Pennsylvania-born artist Rebecca Morgan works in a variety of media including painting, drawing, and ceramics. Eyeball Painting, included in a recent solo exhibit, "Over the Hill," at Manhattan's Asya Geisberg Gallery, recalls R. Crumb's Stoned Again with its jocular cartoon style. "This painting was a riff on eyeballs like heavy breasts, pouring over the canvas, thinking what it will become, which is what it often feels like for me," she says.
Regarding the "Over the Hill," series, Morgan says, "Most of the images are about navigating uncomfortable feelings and turning them into positions of power that ultimately provide others with levity and lightness."
Though her earlier work dealt with rural stereotypes, identity, and family, "Over the Hill" expands the scope more broadly to Morgan's life now as a 39-year-old. The exhibition also touches on a celebration of self. "Being confident in exactly who you are—the clarity that comes with experience," she says.
Morgan's latest work reveals her evolution as an artist, treating the canvas with a faster, looser approach. She explores themes of time with images within images, often repeating the same images over and over again. Though her work springs from her personal experience, Morgan hopes her message applies to the viewer. "I make images that provide a sense of familiarity, validating shared experience," she says.
A fan of R. Crumb, Morgan is careful to differentiate her work from his. "Crumb draws his diary, spewed out, which I admire. I want to make images that are genuine of my experiences that women can look at and have a feeling of collective relief and reclamation of power."

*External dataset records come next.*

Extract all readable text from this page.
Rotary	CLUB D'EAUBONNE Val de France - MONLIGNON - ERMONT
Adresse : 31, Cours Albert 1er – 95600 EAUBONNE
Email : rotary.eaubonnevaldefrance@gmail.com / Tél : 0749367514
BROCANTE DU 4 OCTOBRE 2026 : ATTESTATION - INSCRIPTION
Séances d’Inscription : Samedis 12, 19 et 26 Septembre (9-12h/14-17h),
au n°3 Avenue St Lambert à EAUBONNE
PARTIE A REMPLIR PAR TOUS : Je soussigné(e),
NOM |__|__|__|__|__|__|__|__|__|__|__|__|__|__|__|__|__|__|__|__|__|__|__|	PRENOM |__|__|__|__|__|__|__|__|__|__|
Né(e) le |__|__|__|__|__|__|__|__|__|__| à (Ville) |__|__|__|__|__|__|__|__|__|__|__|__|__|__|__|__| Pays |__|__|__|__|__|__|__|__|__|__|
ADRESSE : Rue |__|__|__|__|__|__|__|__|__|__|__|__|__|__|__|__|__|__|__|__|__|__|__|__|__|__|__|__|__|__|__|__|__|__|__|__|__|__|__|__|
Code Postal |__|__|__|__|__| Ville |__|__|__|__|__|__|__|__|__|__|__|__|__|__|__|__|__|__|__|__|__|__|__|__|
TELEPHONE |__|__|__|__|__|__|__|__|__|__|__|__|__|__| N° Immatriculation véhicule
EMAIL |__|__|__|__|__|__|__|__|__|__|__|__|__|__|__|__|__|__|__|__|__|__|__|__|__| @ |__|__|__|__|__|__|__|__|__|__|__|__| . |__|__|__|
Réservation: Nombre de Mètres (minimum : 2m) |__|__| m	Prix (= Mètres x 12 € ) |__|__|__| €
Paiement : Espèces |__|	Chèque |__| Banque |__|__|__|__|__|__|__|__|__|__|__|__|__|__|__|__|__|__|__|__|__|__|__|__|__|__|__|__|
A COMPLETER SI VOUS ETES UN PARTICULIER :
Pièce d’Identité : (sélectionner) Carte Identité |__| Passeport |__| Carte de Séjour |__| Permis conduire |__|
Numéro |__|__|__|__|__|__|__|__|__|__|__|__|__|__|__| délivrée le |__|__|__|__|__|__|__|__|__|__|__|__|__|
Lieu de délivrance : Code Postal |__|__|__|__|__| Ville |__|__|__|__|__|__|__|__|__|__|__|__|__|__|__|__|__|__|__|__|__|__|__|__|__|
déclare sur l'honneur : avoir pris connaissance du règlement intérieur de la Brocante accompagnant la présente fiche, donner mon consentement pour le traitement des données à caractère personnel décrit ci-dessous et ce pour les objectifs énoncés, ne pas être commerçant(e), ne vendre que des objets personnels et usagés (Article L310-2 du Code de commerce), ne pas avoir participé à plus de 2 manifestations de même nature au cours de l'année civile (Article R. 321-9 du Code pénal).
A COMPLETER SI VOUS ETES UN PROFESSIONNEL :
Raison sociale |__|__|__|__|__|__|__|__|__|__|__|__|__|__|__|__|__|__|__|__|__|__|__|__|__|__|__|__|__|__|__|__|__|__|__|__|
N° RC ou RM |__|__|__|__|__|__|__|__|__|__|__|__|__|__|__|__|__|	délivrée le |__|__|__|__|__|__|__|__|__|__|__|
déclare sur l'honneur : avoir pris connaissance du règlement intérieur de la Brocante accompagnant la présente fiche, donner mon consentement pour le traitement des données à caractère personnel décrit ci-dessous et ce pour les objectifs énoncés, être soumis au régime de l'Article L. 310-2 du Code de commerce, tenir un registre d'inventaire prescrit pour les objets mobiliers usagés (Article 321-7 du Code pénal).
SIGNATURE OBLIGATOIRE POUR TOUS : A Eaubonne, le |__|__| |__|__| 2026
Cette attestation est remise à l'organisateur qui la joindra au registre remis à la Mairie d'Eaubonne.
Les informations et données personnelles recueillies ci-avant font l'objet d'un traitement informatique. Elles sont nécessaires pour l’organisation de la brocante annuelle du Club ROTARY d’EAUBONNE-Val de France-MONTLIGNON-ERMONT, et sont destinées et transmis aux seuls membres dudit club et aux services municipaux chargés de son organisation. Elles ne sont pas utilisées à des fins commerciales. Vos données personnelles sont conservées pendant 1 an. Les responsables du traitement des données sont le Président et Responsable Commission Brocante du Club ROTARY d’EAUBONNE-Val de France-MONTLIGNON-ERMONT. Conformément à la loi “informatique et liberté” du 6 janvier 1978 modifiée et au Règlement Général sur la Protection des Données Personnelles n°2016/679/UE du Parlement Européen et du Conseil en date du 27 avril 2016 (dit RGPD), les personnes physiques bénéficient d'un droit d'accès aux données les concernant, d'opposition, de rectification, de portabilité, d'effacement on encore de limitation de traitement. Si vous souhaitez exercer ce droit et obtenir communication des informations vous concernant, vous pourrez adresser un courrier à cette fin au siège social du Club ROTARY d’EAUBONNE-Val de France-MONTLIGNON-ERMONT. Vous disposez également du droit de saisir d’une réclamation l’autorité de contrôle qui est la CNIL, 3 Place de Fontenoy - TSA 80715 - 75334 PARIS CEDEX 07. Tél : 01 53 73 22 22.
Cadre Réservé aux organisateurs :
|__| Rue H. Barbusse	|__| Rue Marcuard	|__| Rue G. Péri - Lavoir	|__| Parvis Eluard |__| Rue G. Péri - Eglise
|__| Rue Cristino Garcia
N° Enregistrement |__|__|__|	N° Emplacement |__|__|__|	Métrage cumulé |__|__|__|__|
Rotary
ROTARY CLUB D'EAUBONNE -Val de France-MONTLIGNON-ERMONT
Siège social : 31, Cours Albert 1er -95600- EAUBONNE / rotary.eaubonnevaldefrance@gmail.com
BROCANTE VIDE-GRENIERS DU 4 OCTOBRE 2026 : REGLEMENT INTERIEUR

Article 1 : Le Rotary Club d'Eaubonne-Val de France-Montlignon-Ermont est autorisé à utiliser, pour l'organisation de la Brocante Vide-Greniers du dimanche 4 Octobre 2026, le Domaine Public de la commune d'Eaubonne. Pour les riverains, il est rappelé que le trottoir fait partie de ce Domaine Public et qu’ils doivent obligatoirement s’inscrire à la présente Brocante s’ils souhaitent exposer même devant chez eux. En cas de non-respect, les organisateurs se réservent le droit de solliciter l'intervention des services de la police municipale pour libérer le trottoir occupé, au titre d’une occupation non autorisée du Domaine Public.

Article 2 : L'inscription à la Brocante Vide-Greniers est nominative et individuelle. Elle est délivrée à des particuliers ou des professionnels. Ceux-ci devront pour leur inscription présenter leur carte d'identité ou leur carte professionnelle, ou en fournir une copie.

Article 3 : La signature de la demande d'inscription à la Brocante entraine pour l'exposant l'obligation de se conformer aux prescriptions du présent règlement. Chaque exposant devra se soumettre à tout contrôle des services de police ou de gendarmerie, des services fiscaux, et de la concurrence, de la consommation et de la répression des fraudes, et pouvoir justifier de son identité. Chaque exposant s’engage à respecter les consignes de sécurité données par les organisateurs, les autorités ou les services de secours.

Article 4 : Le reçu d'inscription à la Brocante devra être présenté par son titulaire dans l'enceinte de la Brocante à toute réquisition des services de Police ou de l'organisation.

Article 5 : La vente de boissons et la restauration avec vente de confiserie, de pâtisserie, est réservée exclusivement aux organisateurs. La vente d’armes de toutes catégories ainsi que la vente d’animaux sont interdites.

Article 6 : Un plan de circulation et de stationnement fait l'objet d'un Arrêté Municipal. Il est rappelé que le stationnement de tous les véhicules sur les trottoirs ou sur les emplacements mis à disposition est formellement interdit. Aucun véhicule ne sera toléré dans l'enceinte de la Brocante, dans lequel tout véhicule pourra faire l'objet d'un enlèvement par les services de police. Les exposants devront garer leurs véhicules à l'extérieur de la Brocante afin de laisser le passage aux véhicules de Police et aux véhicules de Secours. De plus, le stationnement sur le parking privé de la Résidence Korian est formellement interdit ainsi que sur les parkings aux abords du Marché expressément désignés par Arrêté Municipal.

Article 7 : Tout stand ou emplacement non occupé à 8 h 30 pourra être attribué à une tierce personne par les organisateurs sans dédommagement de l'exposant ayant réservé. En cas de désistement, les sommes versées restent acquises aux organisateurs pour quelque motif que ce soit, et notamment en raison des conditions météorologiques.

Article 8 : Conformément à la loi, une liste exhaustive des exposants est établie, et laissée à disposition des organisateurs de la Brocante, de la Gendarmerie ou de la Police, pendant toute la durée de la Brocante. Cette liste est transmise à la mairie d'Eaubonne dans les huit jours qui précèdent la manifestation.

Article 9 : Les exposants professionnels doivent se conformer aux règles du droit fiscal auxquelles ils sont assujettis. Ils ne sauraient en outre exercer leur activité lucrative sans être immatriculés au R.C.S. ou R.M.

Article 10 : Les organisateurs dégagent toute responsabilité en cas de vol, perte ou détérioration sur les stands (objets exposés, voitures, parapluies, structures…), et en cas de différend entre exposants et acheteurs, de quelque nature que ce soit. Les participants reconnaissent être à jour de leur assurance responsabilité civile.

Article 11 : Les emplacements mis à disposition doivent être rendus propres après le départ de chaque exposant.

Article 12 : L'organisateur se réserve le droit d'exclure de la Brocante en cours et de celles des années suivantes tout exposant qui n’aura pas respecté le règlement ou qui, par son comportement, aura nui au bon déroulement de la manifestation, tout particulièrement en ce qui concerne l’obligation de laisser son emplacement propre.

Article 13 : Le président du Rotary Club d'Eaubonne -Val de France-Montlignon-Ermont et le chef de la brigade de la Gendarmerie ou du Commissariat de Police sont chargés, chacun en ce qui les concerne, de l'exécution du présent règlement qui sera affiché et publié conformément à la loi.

Having spent most of her adult life traveling to residencies, teaching opportunities, and staying at her mother's in Pennsylvania, Morgan is pleased to have landed as an art teacher at Bard College. "Settling into home is something I've waited for for a very long time. Bard is a great fit for me and is mirrored in my interdisciplinary philosophy, practicing what I preach. Everything in my life has been afforded to me by mentorship and demystification, so I want to reflect that. Living in the Hudson Valley has been profound. I have community and fellowship. I am so inspired to be with so many like-minded individuals," she says.